Tag Archives: macbook

Core Intuition 286

We just posted a new episode of Core Intuition. From the show notes:

Manton and Daniel compare notes on recent MacBook Pro repairs and the relative merit of purchasing AppleCare. They react to Tim Cook’s admissions that an Apple “car” project exists and is still underway. Manton looks on the bright side of “Planet of the Apps,” and Daniel looks on the dark side. Finally, they talk briefly about the controversy around an excerpt from “One Device,” by Brian Merchant.

There’s still a lot to cover from WWDC. It’s a good time to be a Mac or iOS developer.

USB-C vs. the headphone jack

I have no problems with USB-C on the new MacBook Pro. It will be a small headache at the beginning, for sure. But because it’s a standard there’s no long-term compatibility risk the way there is with removing the 3.5mm headphone jack.

More on that below. First, Marco Arment doesn’t think using USB-C exclusively is very practical in a pro laptop:

A pro laptop released today should definitely have USB-C ports — mostly USB-C ports, even — but it should also have at least one USB-A port.

John Gruber responds that Apple’s strategy is to speed up adoption:

They design for the future, and in doing so, they bring the future here faster. In the alternate universe where the new MacBook Pros ship with one USB-A port, the transition to ubiquitous USB-C peripherals and cables will happen at least a little slower.

I agree with that.

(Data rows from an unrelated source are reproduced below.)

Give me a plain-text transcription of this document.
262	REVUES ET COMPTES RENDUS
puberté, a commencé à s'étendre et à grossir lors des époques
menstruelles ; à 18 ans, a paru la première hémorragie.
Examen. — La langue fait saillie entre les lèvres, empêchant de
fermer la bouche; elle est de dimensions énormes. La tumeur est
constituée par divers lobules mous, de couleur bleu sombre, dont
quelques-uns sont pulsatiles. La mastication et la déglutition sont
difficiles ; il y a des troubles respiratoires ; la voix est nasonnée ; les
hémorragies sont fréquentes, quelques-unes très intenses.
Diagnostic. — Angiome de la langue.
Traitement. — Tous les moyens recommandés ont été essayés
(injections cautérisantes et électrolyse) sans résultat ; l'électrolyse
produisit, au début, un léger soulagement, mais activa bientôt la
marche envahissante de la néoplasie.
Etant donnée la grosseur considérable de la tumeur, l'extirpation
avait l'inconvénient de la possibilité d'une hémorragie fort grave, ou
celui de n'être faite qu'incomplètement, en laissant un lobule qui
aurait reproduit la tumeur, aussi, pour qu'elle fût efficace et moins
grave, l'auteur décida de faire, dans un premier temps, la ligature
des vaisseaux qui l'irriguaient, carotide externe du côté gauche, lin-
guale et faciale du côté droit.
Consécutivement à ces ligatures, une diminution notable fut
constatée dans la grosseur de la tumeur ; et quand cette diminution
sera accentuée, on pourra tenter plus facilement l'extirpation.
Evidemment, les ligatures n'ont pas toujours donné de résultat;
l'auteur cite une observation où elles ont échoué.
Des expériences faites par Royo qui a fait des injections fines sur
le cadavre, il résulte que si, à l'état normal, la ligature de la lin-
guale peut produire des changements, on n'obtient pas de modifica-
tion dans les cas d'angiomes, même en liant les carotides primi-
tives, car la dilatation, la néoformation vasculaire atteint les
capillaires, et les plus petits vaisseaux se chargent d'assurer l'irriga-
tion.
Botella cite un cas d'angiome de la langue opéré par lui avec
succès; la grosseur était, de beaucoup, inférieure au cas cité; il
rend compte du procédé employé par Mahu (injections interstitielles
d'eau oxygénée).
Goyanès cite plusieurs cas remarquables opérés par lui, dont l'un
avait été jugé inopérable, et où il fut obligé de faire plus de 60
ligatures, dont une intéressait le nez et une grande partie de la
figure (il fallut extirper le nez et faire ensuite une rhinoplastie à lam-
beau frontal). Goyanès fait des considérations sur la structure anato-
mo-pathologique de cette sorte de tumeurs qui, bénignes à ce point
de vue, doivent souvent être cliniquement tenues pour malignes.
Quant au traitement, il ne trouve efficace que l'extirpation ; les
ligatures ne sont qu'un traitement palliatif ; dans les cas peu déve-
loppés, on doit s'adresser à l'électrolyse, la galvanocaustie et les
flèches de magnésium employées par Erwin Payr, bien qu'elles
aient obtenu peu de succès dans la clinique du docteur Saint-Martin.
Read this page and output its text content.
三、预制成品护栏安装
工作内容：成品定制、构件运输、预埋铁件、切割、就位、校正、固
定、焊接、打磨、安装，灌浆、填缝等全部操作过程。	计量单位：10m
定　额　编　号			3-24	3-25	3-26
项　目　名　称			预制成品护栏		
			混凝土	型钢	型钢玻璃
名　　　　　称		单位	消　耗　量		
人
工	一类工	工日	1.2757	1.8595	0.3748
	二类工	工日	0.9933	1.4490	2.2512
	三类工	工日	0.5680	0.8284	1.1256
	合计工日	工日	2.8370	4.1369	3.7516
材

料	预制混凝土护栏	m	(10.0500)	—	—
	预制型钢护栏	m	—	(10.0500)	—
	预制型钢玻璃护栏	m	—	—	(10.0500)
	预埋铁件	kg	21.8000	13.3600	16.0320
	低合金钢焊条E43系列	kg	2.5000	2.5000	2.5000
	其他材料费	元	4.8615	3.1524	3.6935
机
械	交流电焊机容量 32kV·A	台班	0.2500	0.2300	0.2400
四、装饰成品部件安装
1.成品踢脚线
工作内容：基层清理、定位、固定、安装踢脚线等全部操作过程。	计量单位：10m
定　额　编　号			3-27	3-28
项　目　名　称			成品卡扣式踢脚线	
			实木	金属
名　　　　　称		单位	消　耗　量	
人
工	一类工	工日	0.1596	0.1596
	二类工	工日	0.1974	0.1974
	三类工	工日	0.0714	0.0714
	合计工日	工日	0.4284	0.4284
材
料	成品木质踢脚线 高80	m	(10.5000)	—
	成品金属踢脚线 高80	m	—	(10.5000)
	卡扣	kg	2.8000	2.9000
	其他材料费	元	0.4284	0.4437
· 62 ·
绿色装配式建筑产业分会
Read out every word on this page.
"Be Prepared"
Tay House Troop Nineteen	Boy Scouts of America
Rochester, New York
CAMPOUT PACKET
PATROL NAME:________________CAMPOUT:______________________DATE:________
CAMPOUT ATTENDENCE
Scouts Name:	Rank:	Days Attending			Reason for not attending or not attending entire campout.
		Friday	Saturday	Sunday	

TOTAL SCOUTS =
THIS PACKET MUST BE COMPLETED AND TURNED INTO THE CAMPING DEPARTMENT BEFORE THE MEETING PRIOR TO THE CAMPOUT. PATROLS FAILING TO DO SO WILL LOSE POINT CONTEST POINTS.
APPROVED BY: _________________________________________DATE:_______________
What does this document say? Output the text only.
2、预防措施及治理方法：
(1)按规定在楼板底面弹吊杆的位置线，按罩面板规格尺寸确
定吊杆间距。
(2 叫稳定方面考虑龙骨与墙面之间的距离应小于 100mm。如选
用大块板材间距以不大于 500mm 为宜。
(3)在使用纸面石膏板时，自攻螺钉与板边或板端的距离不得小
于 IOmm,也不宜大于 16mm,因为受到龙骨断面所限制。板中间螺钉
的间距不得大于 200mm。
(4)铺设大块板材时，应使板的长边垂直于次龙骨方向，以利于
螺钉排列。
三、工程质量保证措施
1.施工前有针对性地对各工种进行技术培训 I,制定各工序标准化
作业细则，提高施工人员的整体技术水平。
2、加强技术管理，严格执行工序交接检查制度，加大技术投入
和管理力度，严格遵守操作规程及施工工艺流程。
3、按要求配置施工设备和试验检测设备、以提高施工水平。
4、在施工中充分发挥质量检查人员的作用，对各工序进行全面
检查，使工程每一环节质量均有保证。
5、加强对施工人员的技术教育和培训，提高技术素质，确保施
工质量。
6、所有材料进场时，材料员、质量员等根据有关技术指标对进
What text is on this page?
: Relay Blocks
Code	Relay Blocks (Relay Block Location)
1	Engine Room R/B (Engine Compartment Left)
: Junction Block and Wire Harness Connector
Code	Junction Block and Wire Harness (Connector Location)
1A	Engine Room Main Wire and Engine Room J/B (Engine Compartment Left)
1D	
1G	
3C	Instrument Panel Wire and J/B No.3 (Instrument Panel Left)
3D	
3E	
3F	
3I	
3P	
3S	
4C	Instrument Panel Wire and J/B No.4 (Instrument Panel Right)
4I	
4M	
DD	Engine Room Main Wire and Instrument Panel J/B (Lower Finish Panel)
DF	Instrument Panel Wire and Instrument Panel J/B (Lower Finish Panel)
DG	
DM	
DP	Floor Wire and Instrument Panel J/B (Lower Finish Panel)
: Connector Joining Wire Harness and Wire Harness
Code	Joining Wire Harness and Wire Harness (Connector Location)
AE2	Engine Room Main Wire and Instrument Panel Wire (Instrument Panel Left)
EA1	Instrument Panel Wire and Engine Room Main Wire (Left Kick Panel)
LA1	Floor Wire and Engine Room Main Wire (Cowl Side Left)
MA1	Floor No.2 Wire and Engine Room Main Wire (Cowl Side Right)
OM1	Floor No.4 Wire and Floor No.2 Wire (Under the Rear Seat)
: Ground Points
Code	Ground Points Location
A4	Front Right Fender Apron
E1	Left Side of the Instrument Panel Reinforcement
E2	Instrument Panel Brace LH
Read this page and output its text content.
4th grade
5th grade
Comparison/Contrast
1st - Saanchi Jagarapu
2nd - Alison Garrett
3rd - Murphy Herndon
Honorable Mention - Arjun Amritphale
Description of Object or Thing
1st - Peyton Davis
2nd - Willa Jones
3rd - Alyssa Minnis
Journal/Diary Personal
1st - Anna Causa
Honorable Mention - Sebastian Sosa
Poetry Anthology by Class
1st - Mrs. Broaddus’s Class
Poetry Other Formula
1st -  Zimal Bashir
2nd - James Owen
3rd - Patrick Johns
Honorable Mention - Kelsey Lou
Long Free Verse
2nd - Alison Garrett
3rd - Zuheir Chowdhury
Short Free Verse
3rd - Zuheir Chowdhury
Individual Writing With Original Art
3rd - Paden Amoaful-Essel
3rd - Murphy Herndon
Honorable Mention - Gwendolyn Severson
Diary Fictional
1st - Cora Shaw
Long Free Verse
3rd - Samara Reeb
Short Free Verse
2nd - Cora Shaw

But then he closes with this:

I’m not saying Marco is wrong. I’m just saying Apple’s not wrong either. It’s the same trade-off with the iPhone 7 headphone jack.

I don’t think it’s the same at all. It’s a convenient narrative to group together both the migration away from USB-A and the one away from 3.5mm headphones. There are important differences, though.

USB-C is a standard that is already used in many devices from different vendors. It will become universal. The immediate replacement for the 3.5mm headphone jack on the iPhone 7 is the Lightning EarPods which come in the box. Lightning is a proprietary cable that will never be used in non-Apple phones, and in fact is not even used on Macs.

You can argue that more and more people will use Bluetooth headphones, but I doubt they will be as common as wired headphones for many years, and there’s no guarantee that an all-wireless future will ever arrive. There is a very clear migration from USB-A to USB-C. The move to Lightning headphones and Bluetooth is much more complicated and not directly comparable.

MacBook Air and Europe trip

The MacBook Air is the first Apple product to come along in years that I don’t want to buy. It looks great, the multi-touch trackpad is cool and unexpected, and I like Remote Disk. But it’s just not significantly different than a MacBook to me, and I don’t travel enough to make the thinness or weight really matter. To “upgrade” from a regular MacBook to an Air just seems wasteful.

The “new Apple” has been doing a great job of eliminating duplicates in their product line (only one tower, only one of each size of iPod). If the Air had an 11-inch or 12-inch screen it would be a much easier sell because it becomes clear why the product exists: buy this if you want something small.

For two months in 1999, my wife and I travelled through Europe with only a backpack each and a PowerBook 520c to share between us. That machine was very small (just a 9.5-inch screen), yet she did contract work for Apple on it and I coded and released new versions of Mac software, dialed up to the net via modem from hotel rooms and hostels in the days before wi-fi. It was much heavier than an Air but for traveling light it was still a great choice.

It feels like Apple missed an opportunity at Macworld yesterday. I’m not particularly disappointed, though, since I wasn’t one of those hoping for a sub-notebook.